We chose the name Earthshot to invoke the ambitious decade-long intention to reach the moon.

A goal that seemed impossible to most but was right at the edge of our technical capability.

Images: NASA / JPL-Caltech
What NASA did for the landing on the moon, we will do for landing safely within the Earth’s limits, restoring nature and humanity’s place within it.

Humanity’s brightest minds put in arduous and exhilarating hours developing new technology, testing experimental designs to make landing on the moon possible.

Restoring nature at scale to stabilize the climate, ecosystems, and communities will require similarly heroic effort.
Humanity is at an inflection point.

The window for becoming sustainable
is rapidly closing.

It is in the heart of this peril that we
invoke the Earthshot.

The task of our lifetimes is
to balance our planetary conditions,
regenerate the biosphere,
and secure humanity’s place in it.

Our mission is to restore nature at the planetary scale.

Our goal isn’t only to maximize carbon storage and sequestration. We believe ecosystems and wildlife deserve to be loved back into a vibrant state of health and maturity.
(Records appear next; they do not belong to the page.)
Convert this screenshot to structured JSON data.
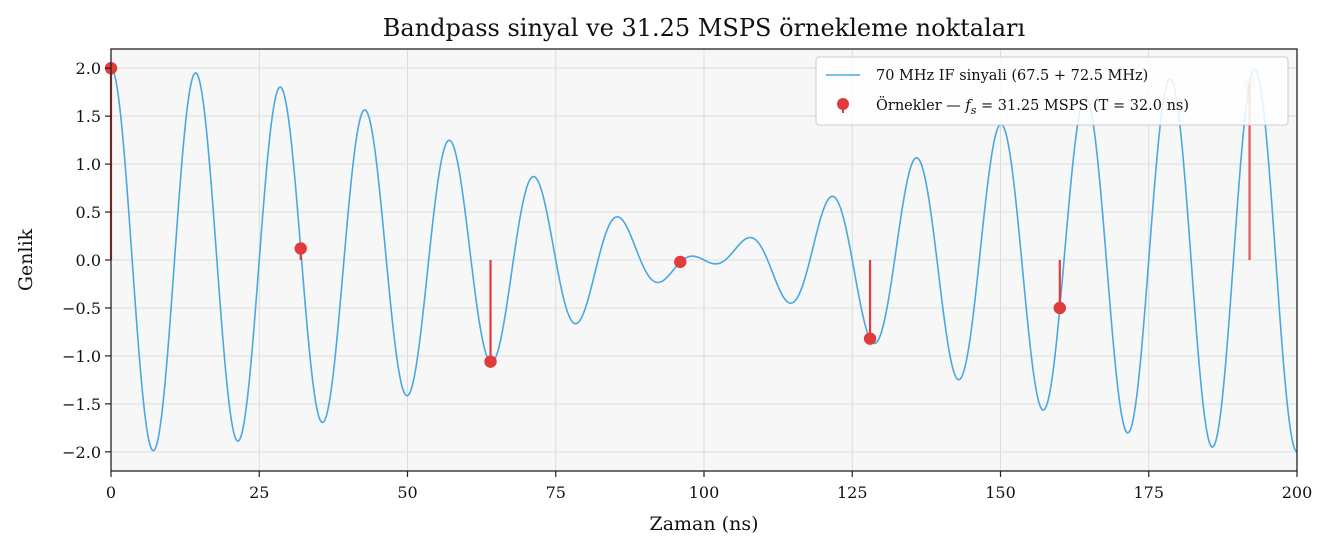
{
  "chart_data": {
    "type": "line",
    "title": "Bandpass sinyal ve 31.25 MSPS örnekleme noktaları",
    "xlabel": "Zaman (ns)",
    "ylabel": "Genlik",
    "xlim": [
      0,
      200
    ],
    "ylim": [
      -2.2,
      2.2
    ],
    "xticks": [
      0,
      25,
      50,
      75,
      100,
      125,
      150,
      175,
      200
    ],
    "xtick_labels": [
      "0",
      "25",
      "50",
      "75",
      "100",
      "125",
      "150",
      "175",
      "200"
    ],
    "yticks": [
      2.0,
      1.5,
      1.0,
      0.5,
      0.0,
      -0.5,
      -1.0,
      -1.5,
      -2.0
    ],
    "ytick_labels": [
      "2.0",
      "1.5",
      "1.0",
      "0.5",
      "0.0",
      "−0.5",
      "−1.0",
      "−1.5",
      "−2.0"
    ],
    "grid": true,
    "legend_position": "top-right",
    "series": [
      {
        "name": "70 MHz IF sinyali (67.5 + 72.5 MHz)",
        "kind": "line",
        "color": "#4aa8e0",
        "components_mhz": [
          67.5,
          72.5
        ],
        "formula": "cos(2π·67.5MHz·t) + cos(2π·72.5MHz·t)"
      },
      {
        "name_parts": [
          "Örnekler — ",
          "f",
          "s",
          " = 31.25 MSPS (T = 32.0 ns)"
        ],
        "kind": "stem",
        "color": "#e03c3c",
        "x": [
          0,
          32,
          64,
          96,
          128,
          160,
          192
        ],
        "y": [
          2.0,
          0.12,
          -1.06,
          -0.02,
          -0.82,
          -0.5,
          1.84
        ]
      }
    ]
  }
}
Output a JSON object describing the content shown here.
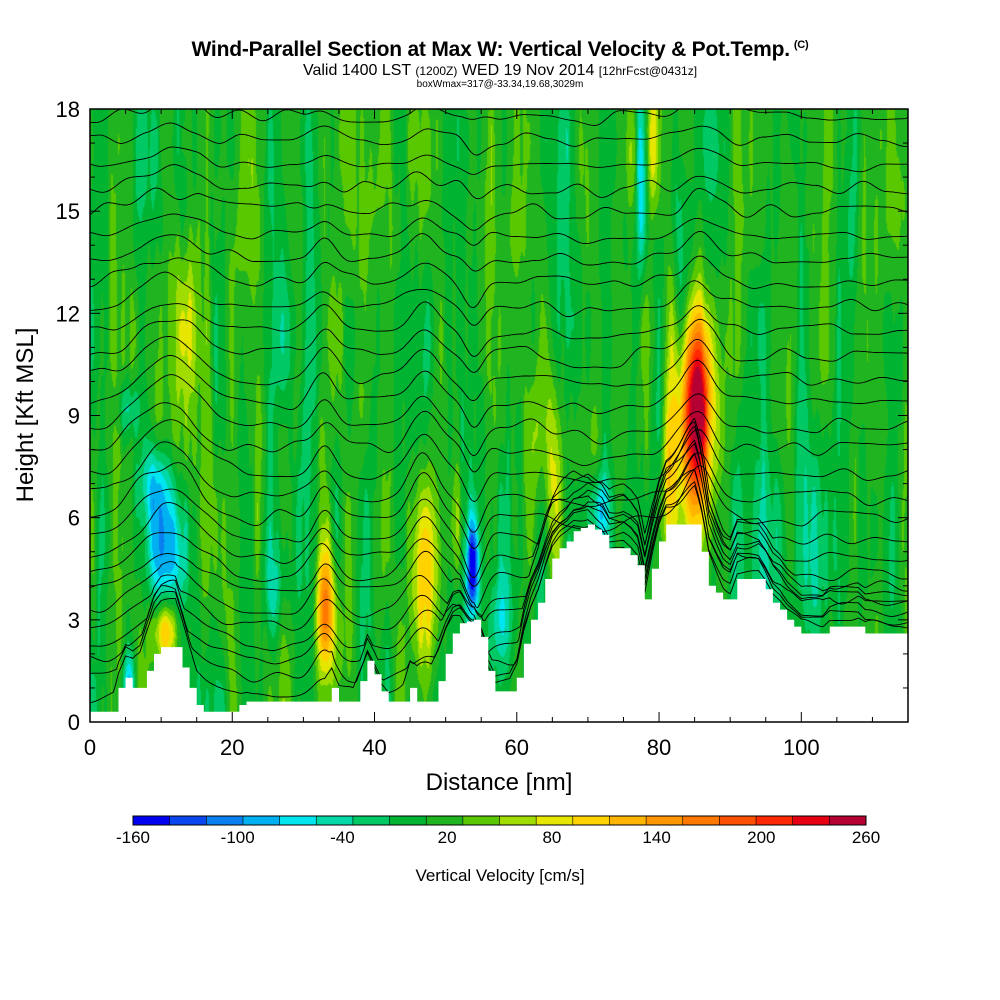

Our goal is to further nature’s right to health and vitality, wherein humanity relearns how to co-evolve in a balanced, respectful relationship with nature.

Given the heart of the environmental crisis, Earthshot is committed to finding a new balance with the whole of the biosphere channeling the best our species has to offer: science, technology, existing financial markets, traditional ecological knowledge, and thousands of hours of loving tending into a radical and profound solution to land us in a place of safety.

In the vast environmental movement consisting of indigenous leaders, activists of all kinds, policymakers, scientists, and the private sector, we are committed to playing a keystone role in the movement toward sustainability and justice for ecosystems and the people who depend on them.
“Even a wounded world is feeding us. Even a wounded world holds us, giving us moments of wonder and joy. I choose joy over despair. Not because I have my head in the sand, but because joy is what the earth gives me daily and I must return the gift.”